Dweb: Offline Internet Archive

causi · on Jan 9, 2023

Archiving data from the Internet Archive is useful, but I would argue there's a greater need going unfulfilled: local direct site archiving. Twenty years ago you could punch a URL into HTTRACK and get a local site copy that was indistinguishable from the live version. As far as I know there's nothing like that available today. The closest methods I know involve stringing together four or five entirely separate utilities to get one saved site.

phiresky · on Jan 9, 2023

https://github.com/webrecorder/browsertrix-crawler works pretty well. Same tech as https://archiveweb.page/ but non-interactive

marban · on Jan 9, 2023

Cloudflare has more or less killed white-hat crawling en large. On top, you have sites like Bloomberg where even solutions like Puppeteer-stealth will fail at some point.

xwolfi · on Jan 9, 2023

And Selenium with clever clicking ? I never got why crawlers never took the approach to just be a slow human clicking around chrome.

traverseda · on Jan 9, 2023

Anyone looking into this, I'd recommend python-playwright. Good browser engines and the ability to hot patch every request means you don't need to write a separate proxy to intercept requests.

Writing something like this would be a pretty big project, at least a few solid weeks of work for someone who knew what they were doing, and there's a lot of edge cases.

marginalia_nu · on Jan 9, 2023

I run a crawler and I dunno if I agree with this description.

Usually anti-bot measures are in place for a reason, either to protect some paywalled content from scraping, or to prevent bots from getting at forms and causing a mess.

Few webmasters have cloudflare (or similar) anti-bot measures turned up higher than it needs to be (because it 100% will annoy people), and content that isn't a high-value target for blackhat bot activity is rarely difficult to crawl.

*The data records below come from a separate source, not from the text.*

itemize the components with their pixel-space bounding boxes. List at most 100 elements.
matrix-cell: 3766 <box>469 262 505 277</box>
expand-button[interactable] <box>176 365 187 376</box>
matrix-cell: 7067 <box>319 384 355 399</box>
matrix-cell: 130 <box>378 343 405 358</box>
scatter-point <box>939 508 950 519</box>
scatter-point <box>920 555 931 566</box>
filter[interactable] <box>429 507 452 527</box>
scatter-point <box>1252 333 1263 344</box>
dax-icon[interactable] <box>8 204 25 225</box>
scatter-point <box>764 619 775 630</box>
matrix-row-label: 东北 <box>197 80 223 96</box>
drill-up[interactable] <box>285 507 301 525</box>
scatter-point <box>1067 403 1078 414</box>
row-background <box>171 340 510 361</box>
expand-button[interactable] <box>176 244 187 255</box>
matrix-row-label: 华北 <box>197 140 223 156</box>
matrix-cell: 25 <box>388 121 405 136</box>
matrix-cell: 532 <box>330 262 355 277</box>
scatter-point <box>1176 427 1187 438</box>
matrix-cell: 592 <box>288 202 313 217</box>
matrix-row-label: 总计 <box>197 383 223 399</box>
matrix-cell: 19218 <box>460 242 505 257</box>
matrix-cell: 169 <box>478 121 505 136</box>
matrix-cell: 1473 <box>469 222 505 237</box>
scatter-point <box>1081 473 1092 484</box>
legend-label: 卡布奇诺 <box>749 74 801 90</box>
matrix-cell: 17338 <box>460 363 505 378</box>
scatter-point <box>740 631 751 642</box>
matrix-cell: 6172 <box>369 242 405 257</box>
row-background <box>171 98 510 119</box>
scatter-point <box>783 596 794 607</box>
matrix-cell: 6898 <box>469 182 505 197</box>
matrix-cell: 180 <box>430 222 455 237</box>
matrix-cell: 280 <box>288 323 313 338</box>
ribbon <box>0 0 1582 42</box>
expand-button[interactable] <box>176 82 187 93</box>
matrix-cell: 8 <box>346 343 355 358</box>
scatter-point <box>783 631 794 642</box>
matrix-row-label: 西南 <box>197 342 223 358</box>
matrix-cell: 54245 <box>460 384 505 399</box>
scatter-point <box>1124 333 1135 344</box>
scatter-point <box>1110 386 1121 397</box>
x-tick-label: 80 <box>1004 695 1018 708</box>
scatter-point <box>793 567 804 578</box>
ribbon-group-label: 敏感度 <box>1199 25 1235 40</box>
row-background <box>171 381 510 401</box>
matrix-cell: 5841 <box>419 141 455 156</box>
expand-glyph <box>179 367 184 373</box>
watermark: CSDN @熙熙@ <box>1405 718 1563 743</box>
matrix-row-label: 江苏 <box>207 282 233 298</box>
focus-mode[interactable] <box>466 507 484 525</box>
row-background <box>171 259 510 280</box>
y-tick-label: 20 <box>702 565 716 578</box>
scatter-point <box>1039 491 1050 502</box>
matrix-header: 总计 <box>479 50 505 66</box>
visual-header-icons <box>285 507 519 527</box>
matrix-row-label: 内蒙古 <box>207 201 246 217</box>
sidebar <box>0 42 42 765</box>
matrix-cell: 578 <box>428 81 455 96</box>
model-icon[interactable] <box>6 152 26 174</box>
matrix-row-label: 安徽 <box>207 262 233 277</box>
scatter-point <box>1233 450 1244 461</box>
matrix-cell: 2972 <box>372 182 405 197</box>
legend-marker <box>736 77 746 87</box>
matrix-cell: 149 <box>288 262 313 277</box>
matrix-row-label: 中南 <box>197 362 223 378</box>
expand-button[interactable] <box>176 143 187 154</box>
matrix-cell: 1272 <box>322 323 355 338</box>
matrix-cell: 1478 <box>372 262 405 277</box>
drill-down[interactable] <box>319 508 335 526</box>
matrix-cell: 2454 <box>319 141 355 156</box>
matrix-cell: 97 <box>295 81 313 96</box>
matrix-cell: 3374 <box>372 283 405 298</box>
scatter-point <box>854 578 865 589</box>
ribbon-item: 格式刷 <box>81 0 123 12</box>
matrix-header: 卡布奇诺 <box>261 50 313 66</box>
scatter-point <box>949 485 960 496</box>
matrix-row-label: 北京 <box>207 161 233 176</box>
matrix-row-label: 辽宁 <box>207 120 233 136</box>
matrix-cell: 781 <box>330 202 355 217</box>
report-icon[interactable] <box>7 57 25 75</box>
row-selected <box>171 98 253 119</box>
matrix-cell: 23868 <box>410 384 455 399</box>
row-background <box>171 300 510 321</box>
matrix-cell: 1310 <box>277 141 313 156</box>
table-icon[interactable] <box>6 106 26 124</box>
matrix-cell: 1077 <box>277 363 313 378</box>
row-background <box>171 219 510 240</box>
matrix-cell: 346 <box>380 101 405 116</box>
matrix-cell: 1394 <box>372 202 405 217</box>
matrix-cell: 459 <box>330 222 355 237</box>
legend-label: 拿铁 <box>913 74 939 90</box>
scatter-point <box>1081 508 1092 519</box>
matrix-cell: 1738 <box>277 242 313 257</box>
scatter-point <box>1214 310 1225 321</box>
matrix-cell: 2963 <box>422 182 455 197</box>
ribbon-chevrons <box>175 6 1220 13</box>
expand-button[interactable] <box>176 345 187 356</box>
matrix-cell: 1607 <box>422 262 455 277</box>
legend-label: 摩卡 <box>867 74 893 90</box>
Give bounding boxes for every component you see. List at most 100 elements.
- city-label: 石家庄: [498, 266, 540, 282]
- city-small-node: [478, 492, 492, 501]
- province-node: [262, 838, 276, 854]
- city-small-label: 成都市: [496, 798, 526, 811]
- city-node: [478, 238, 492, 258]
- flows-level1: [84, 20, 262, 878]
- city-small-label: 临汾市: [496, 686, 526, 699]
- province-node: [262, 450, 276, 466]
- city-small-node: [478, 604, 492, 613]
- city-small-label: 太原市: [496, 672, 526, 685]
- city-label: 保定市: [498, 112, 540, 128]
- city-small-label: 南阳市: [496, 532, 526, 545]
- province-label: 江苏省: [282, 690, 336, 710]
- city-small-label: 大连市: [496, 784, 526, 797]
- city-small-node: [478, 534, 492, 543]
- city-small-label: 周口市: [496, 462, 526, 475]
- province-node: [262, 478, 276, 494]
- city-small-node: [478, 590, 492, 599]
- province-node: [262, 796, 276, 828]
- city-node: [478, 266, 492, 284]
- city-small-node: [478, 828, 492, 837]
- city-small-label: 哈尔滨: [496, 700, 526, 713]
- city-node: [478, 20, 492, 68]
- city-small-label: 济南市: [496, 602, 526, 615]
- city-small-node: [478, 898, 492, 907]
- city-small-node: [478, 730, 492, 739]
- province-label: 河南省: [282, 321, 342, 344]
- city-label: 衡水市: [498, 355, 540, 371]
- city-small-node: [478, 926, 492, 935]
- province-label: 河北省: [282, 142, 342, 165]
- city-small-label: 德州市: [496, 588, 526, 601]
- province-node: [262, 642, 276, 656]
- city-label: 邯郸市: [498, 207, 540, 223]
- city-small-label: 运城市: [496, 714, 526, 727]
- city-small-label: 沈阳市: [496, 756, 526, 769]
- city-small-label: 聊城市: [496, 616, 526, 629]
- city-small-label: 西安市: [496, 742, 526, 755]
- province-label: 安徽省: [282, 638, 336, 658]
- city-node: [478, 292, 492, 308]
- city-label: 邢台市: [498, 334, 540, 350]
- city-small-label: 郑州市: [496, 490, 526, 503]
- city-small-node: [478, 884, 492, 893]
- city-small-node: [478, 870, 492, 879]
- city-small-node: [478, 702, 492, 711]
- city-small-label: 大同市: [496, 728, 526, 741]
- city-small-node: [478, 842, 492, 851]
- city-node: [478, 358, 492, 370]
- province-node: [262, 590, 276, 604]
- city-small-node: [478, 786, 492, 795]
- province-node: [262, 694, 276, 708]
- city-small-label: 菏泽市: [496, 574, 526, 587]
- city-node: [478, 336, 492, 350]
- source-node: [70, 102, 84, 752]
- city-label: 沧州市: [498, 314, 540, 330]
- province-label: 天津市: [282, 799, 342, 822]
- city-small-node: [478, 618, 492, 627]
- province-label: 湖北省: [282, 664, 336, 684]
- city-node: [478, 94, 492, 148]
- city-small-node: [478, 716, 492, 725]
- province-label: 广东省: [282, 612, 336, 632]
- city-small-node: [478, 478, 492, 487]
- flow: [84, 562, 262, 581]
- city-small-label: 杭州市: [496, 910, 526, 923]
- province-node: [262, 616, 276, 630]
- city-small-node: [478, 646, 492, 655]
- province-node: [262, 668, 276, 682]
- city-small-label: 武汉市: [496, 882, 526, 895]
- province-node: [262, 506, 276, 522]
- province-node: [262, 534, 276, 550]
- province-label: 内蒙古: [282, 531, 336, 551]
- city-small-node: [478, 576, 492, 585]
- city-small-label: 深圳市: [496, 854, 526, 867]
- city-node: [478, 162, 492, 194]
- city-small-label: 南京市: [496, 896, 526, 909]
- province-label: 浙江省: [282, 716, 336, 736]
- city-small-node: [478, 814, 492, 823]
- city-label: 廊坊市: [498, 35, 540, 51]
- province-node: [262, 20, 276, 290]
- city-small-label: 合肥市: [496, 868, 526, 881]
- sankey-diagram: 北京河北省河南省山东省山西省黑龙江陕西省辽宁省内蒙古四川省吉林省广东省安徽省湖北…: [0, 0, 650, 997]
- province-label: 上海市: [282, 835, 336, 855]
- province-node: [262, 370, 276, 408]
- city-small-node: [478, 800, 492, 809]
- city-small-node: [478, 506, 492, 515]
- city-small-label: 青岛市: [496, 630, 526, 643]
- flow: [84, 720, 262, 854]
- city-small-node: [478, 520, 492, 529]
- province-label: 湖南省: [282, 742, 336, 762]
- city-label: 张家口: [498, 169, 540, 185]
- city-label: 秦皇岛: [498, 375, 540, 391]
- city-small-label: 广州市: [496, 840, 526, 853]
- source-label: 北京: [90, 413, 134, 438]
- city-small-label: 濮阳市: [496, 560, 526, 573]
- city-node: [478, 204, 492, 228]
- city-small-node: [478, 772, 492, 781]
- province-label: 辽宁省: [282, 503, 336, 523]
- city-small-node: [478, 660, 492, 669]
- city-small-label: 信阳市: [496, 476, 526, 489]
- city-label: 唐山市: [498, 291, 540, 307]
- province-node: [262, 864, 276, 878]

suramya_tomar · on Jan 11, 2023

Well, wget still works and allows you to mirror a website with a single command The following command mirrors a given website:

wget --mirror --convert-links --adjust-extension --page-requisites --no-parent https://site-to-download.com

So not sure what you mean by there are no tools available to mirror a website.

vorpalhex · on Jan 9, 2023

ArchiveBox

https://github.com/ArchiveBox/ArchiveBox

causi · on Jan 9, 2023

If I'm reading this right, ArchiveBox is intended for archiving individual web pages, not entire sites.

Brajeshwar · on Jan 9, 2023

Not to archive, but this was my way to learn HTML/CSS to build websites in 1999-2000.

taffit · on Jan 9, 2023

SingleFile [0] and SingleFileZ [1] are my tools of choice for archiving pages. Often using an adjusted version of the aardvark-bookmarklet for cutting out unwanted parts.

[0] https://chrome.google.com/webstore/detail/singlefile/mpiodij...

[1] https://chrome.google.com/webstore/detail/singlefilez/offkdf...

walterbell · on Jan 9, 2023

On iOS/macOS, DevonThink includes a web scraper with full-text local search.

janandonly · on Jan 9, 2023

This piqued my interest until I saw the $99 price.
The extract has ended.